Was tun, wenn ein Asteroid der Erde zu nahe kommt? Dieser Frage gehen Wissenschaftler des Beijing Institute of Spacecraft System Engineering im naturwissenschaftlichen Fachjournal Scientia Sinica Technologica nach. Hintergrund ihrer Arbeit ist, dass mit verbesserten Beobachtungsmethoden immer mehr Himmelskörper identifiziert werden, die der Erde zu nahe kommen könnten. Bislang sind bereits über 30.000 Asteroiden und kleinere Meteoriten katalogisiert, von denen etwa 2.400 als erdnah und damit potentiell gefährlich gelten. Laut NASA sind mehr als 90 Prozent aller erdnahen Himmelskörper mit einem Durchmesser von mehr als einem Kilometer bekannt. Aber von den Körpern mit mehr als 140 Meter Durchmesser waren bis 2021 erst 40 Prozent entdeckt.

Als erdnah gelten Körper, deren geringster jemals beobachteter Abstand zur Erde weniger als 45 Millionen Kilometer beträgt. Das ist immer noch mehr als das Hundertfache des mittleren Abstandes zwischen Erde und Mond, aber in stellaren Dimensionen wenig.
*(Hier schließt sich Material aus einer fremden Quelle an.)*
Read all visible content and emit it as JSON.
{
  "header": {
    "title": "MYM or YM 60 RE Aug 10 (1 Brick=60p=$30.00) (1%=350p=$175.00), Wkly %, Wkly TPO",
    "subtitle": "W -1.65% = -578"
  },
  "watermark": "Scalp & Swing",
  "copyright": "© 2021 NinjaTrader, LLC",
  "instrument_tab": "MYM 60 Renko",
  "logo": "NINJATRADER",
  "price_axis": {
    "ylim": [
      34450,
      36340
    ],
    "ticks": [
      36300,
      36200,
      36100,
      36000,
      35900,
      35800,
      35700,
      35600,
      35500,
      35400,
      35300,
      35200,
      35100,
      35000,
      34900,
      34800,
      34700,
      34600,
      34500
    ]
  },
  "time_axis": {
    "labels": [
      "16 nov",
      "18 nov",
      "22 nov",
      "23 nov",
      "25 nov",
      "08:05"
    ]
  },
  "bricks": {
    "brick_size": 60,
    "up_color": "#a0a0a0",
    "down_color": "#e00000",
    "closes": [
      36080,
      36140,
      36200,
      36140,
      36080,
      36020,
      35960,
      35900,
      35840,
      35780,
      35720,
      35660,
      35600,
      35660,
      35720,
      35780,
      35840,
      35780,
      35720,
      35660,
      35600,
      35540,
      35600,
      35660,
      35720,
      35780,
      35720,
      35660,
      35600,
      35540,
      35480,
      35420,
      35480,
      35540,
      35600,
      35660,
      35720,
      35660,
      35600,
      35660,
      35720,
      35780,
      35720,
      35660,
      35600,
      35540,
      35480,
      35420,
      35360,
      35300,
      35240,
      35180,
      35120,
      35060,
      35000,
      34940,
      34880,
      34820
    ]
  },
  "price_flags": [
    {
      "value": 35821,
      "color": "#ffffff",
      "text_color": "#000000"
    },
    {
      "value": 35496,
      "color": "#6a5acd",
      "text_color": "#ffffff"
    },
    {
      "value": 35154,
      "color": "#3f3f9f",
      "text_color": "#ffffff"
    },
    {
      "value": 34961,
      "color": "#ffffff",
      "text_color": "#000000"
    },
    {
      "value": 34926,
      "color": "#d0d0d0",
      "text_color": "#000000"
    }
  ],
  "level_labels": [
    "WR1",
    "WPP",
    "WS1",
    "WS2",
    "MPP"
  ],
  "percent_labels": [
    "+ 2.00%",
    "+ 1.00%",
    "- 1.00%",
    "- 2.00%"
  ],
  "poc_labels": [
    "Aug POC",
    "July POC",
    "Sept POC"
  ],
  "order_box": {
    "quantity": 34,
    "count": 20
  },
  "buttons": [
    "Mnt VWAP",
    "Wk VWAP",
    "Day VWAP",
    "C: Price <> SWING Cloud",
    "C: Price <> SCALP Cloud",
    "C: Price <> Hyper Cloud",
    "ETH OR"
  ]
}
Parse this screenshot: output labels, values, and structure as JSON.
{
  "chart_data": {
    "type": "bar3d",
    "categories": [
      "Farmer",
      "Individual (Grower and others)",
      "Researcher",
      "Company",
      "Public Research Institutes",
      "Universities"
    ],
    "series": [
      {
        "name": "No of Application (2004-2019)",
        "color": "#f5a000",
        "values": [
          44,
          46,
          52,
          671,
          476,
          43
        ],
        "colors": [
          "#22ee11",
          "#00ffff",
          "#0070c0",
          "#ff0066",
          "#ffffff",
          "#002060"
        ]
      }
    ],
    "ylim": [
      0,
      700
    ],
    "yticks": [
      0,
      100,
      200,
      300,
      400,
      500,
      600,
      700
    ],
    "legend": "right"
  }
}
Die Bahnen der kleinen Himmelskörper sind nämlich erheblichen Schwankungen unterworfen, und daher schlägt immer wieder mal einer von ihnen auf unserem Planeten ein. Zuletzt im Februar 2013, als im Süden Sibiriens in der Nähe der russischen Stadt Tscheljabinsk ein später nach dieser benannter Meteor mit einem Durchmesser von 19 Metern niederging und explodierte. Mehr als 3.000 Gebäude wurden beschädigt, knapp 1.500 Menschen verletzt.

Nur 18 Stunden nach diesem Vorfall zog ein dreimal so großer Meteorit mit hoher Geschwindigkeit in 34.000 Kilometern Entfernung an der Erde vorbei. Die Geschwindigkeit dieser Objekte ist neben ihrer Masse das große Problem, weil sie gleichbedeutend mit hoher kinetischer Energie ist. Der Tscheljabinsk-Meteor war mit einer Geschwindigkeit von 19,2 Kilometer pro Sekunde auf die Erdatmosphäre getroffen. Seine Sprengkraft unter Berücksichtigung der Masse, des Materials und der Geschwindigkeit ist vergleichbar mit der von 440.000 Tonnen TNT oder etwa 34 Hiroshima-Bomben. Er war damit der größte Himmelskörper, mit dem die Erde in den vergangenen 100 Jahren kollidierte.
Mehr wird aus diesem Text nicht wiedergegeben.